CrowdStrike, a leading name in cybersecurity, has fired an employee after allegations surfaced that the individual shared internal company information with a notorious hacker collective. The decision came in response to claims made by the hacking group known as Scattered Lapsus$ Hunters, which published screenshots of purported internal CrowdStrike dashboards on its public Telegram channel. These images allegedly revealed links to sensitive company resources, including an Okta dashboard used to access internal applications.
According to the screenshots posted by Scattered Lapsus$ Hunters, the insider had privileged access to CrowdStrike’s systems. The hackers suggested that they breached CrowdStrike by leveraging data stolen from Gainsight, a customer relationship management (CRM) company. They claimed that information taken from Gainsight was used as a springboard to infiltrate CrowdStrike’s internal network.
Gainsight, for its part, has not publicly confirmed or detailed any direct involvement in the incident. The hacker collective’s public airing of this claim helped spark significant scrutiny from cybersecurity watchers and media alike.
CrowdStrike’s Response
CrowdStrike strongly denied that its systems were compromised. The company stated that there was no systemic security failure, and insisted that customer data remained protected throughout.
“Our systems were never compromised and customers remained protected throughout. We have turned the case over to relevant law enforcement agencies,” Kevin Benacci, a spokesperson for CrowdStrike
Additionally, CrowdStrike confirmed it has referred the matter to law enforcement agencies, elevating the case from a corporate discipline issue into a full legal incident.
The Hacker Collective: Scattered Lapsus$ Hunters
The group behind the leak, Scattered Lapsus$ Hunters, is not a single actor but a collective of several hacking organizations, including ShinyHunters, Scattered Spider, and Lapsus$.
These actors are known for using sophisticated social engineering tactics particularly voice phishing to manipulate insiders at target companies. According to public statements, they allegedly paid the CrowdStrike insider $25,000 in exchange for internal access. The insider reportedly provided SSO (single sign-on) authentication cookies.
The group also tried to purchase more sensitive CrowdStrike intelligence from the insider, such as internal reports on ShinyHunters and Scattered Spider, but reportedly didn’t succeed before the insider was terminated.
No Technical Breach But a Serious Warning
CrowdStrike clarified that it was never compromised. The matter involved an insider sharing screenshots, not any exploitation of vulnerabilities or system weaknesses.
This distinction matters. It suggests that CrowdStrike wasn’t compromised due to a vulnerability in its software or systems, but because of human behavior. The employee leaked data voluntarily, rather than through malicious exploitation of network flaws.
This isn’t the first time the Scattered Lapsus$ Hunters have made headlines for exploiting third-party vendors. The group claims to have leveraged a breach at Gainsight (which serves Salesforce clients) to gain access to other target companies.
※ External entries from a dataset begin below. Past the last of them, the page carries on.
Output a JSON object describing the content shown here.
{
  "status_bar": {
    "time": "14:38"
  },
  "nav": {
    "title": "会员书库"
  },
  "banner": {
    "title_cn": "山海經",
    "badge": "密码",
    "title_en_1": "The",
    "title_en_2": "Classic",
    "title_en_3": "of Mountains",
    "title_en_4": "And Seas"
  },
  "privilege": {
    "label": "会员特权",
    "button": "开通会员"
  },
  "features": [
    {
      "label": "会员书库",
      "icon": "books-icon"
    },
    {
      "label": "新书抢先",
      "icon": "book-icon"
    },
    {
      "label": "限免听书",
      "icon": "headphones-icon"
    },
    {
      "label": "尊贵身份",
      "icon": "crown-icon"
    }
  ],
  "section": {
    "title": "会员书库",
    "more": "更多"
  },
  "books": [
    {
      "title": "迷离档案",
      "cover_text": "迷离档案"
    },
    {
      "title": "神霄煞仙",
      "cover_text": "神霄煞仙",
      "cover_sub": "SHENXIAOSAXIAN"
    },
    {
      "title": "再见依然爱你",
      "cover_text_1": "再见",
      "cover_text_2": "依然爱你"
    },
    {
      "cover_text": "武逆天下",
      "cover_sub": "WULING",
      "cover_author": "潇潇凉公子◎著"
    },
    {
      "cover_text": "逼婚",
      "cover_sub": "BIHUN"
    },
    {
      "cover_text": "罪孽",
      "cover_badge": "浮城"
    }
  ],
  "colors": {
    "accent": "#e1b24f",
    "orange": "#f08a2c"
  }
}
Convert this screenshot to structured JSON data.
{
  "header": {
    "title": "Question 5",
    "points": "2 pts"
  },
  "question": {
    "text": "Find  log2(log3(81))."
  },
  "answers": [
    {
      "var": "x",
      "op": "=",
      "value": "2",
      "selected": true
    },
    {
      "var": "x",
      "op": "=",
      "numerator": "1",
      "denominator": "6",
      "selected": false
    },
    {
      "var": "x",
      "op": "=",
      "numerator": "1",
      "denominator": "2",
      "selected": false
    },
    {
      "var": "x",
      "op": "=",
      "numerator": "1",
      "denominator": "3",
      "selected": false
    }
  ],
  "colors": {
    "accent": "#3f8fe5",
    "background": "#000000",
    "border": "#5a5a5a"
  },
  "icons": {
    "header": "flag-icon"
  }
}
This echoes a larger trend in cybersecurity: attackers increasingly exploit supply-chain relationships to launch more damaging attacks.
By targeting smaller or weaker vendors first, hacker collectives can pivot into larger, more lucrative targets.
Going forward, CrowdStrike will likely tighten its internal monitoring and access controls. The company’s response immediate termination and a law-enforcement referral suggests it recognizes the severity of insider risk. For other organizations, this incident may serve as a wake-up call to reassess how they monitor privileged users and manage third-party integrations.
On the cybersecurity front, the episode reinforces the importance of zero-trust principles and rigorous vetting of internal users. Even trusted employees can pose major risks if incentives and motivations align with malicious actors.
For customers of CrowdStrike and other security vendors, the takeaway is subtle but critical: no defense is perfect when human factors are at play. As cybercriminals continue to evolve, companies must remain vigilant not just about outside threats, but internal ones too.